改正基本法では、これまでしきりにうたってきた言葉が消え、かわりに登場した言葉がある。消えた言葉の一つは「自給率目標」だ。水田のフル活用という方向での「飼料用米の拡大」も消えた。農業経営における「担い手」「集落営農」という言葉も基本的に消えた。
「自給率目標」にかわって登場したのは「その他の安全保障の確保に関する事項の目標」という言葉だ。日本が海外で持っている契約農家の在庫情報なども含めた一つに自給率目標が入っている。「飼料用米」のかわりには「水田の畑地化」という言葉が出てきた。そして「担い手」にかわって「人材」という言葉が出てきている。「農業者その他の農村とかかわりを持つ人材、農作業を行う人材」だ。
これらの言葉をつないでいくと、どうやら国が政策対象として見ているのは大規模農業法人であり、彼らが必要とする雇用労働者(外国人労働者)ではないだろうか。そう考えると、農業の多面的機能や持続的な農業生産につながってくる「集落営農」という言葉が消えたのも理解できる。アメリカの農業には農村がないといわれる。日本は農村、集落営農があるが、これが消えているのが厳しいところだ。

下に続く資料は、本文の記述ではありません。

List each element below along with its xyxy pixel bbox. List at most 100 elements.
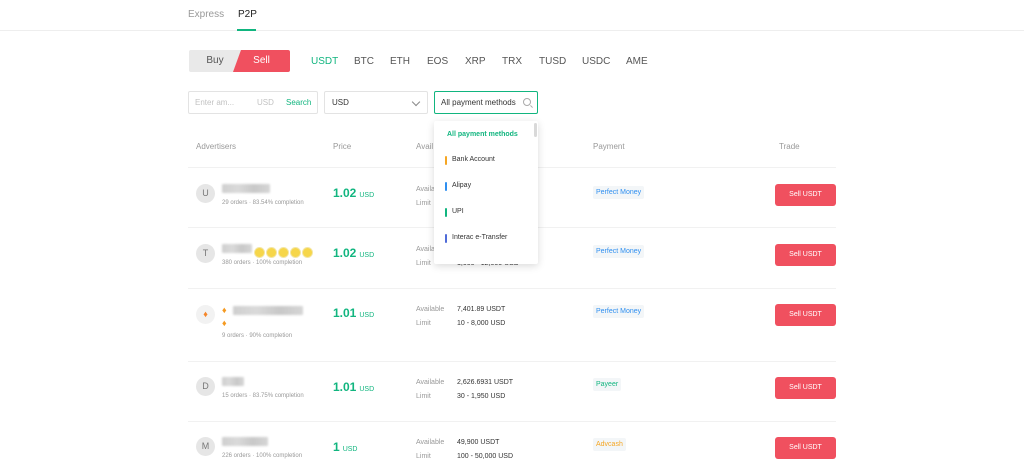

グローバリゼーション下で極限まで「農業の外部化」を進めてきた過去の動きがあり、その危うさがあらわれている今、国内の食料生産拡大、備蓄の増大に向けて、予算・技術・人・法制度も集中すべきだといいたい。
個別の農家で見た場合、経営的に優れた農家が育っているのも確かだ。彼らは、全国の農家の約8割は「食えていない」一方で、「売上規模3000万円以上農家数」は増えており、こうした農業の産業化・集約化が加速している現状を考えると、生産性の低い農家(とくに中山間地の水田農業)は早急に撤退すべきだという見方をしている。経営としては非常に評価できるが、食料安全保障、日本全体で見ると、非常に危うい。「いずれ消滅する運命にあるのならば、いっそのこと早くなくなってほしい」という加速主義的な考え方は、未来が単一のものだと決めてかかり、そこを目指そうとするものだからだ。われわれは現在をどう生きるか、対応するかによって未来を複数化することができるはずだ。とくに農業の場合、問題はそうした優れた経営体が、日本農業全体、ひいては食料安全保障を担保することにはならないことだ。

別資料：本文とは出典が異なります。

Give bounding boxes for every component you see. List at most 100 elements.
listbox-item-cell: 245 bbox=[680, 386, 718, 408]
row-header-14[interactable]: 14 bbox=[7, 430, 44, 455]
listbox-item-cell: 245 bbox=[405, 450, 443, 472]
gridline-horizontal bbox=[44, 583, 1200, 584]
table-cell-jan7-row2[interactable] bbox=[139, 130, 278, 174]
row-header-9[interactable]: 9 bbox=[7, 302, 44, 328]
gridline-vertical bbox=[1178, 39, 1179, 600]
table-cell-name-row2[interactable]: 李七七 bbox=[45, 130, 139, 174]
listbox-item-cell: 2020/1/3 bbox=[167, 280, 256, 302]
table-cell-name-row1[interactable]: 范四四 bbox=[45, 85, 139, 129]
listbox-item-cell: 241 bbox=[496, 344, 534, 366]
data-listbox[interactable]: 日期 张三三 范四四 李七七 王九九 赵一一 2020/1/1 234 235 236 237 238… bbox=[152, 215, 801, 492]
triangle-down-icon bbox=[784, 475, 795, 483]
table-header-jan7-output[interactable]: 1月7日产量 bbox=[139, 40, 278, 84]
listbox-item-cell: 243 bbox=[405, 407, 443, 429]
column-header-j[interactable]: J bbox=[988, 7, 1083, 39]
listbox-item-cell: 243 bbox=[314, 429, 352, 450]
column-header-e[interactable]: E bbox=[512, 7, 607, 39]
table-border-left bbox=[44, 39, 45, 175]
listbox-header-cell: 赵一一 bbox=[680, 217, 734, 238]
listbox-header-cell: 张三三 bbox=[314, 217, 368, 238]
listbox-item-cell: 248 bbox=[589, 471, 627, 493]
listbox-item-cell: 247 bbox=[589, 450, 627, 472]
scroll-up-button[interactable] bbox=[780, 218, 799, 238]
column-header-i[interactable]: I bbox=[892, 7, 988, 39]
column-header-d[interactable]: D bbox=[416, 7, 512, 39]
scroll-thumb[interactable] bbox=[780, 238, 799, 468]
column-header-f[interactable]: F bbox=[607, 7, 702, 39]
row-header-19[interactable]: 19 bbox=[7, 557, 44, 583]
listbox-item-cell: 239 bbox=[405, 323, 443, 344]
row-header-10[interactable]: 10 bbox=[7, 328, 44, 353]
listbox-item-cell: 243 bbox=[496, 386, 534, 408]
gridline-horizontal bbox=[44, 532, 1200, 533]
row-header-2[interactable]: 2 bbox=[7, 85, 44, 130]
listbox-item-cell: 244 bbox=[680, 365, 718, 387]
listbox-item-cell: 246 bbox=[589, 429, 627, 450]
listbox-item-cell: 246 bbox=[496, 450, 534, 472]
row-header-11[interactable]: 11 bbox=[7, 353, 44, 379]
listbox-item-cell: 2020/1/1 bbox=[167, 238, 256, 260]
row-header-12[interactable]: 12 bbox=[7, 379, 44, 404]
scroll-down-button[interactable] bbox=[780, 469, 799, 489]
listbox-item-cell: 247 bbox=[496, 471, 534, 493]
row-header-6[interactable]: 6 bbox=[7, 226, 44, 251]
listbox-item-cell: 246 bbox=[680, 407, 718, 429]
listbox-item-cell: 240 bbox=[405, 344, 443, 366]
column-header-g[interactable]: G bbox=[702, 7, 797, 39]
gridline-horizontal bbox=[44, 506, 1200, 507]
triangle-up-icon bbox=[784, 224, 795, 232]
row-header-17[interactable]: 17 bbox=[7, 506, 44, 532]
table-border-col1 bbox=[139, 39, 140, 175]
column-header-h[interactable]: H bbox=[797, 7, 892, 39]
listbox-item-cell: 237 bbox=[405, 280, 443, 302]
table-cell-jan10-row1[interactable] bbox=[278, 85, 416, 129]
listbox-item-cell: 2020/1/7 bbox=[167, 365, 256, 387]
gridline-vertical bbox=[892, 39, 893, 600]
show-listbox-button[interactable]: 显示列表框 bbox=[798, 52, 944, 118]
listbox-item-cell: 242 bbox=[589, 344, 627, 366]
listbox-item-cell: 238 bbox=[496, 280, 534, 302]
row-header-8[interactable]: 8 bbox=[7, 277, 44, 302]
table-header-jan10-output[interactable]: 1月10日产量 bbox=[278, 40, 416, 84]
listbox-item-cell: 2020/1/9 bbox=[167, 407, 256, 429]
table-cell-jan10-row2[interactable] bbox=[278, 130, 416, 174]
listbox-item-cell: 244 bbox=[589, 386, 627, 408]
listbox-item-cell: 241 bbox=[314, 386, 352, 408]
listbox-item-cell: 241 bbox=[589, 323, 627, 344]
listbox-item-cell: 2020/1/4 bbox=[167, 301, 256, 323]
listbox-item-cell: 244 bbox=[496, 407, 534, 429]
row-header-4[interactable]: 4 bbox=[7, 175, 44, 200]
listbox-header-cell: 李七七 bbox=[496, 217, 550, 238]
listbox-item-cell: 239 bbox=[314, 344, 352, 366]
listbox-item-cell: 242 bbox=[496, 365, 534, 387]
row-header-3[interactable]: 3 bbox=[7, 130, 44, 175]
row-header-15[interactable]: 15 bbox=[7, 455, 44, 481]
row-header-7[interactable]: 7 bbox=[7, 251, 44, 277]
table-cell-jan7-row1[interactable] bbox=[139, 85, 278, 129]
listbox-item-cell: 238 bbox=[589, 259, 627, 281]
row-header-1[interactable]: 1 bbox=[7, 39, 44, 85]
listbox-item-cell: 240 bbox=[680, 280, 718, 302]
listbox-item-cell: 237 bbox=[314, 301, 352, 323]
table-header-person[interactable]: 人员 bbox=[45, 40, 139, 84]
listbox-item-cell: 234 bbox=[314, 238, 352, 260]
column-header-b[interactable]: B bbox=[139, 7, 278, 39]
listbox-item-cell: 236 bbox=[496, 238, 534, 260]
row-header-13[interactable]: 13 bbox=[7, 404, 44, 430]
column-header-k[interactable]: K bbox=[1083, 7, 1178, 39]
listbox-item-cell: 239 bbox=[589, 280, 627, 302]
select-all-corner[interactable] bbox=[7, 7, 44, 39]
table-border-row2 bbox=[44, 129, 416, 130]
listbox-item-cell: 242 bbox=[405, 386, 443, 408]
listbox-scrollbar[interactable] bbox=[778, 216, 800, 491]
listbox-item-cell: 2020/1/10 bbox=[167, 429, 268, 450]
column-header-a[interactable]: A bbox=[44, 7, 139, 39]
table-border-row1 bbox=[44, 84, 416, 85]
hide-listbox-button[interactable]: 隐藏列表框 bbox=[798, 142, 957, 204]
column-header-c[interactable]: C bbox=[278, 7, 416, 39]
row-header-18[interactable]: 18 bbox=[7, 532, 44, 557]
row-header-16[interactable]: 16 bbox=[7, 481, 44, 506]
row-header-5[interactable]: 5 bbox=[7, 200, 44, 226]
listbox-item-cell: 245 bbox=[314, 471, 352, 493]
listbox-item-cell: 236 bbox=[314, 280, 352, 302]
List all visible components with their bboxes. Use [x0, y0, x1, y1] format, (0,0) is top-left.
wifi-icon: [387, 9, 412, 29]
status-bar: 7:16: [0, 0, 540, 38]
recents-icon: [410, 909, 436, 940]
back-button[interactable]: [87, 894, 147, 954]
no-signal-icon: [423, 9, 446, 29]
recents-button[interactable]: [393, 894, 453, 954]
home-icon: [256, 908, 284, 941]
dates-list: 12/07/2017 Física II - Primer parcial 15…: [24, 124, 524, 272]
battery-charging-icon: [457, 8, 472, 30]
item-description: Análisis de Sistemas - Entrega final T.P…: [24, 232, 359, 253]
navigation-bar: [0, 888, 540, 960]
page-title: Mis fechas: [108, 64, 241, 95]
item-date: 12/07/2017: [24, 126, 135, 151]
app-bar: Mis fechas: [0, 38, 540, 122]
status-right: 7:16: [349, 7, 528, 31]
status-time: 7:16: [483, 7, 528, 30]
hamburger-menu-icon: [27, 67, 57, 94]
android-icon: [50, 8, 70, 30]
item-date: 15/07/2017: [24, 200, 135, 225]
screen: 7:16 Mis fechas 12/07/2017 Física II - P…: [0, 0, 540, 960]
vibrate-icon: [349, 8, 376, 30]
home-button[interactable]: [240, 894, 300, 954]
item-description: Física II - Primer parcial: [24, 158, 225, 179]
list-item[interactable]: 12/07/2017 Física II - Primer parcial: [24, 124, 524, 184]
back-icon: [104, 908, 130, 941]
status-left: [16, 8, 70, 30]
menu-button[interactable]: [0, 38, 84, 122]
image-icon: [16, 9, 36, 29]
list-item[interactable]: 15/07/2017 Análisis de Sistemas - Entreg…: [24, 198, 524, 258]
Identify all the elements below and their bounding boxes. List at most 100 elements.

農業・農村には、土壌学、微生物学、生態学、化学、気象学、機械工学などなど、さまざまな学問の領域がかかわっている。日本の経済社会が直面している問題の萃(すい)点を見極め、問題解決につながる大きな力を持っているのが農業・農村ではないかと思う。世界の食料市場に生じるあらゆる問題は、その根本にある農業・農村に凝縮される。世界の「食」を支える萃点としての農業・農村の見直しが必要だ。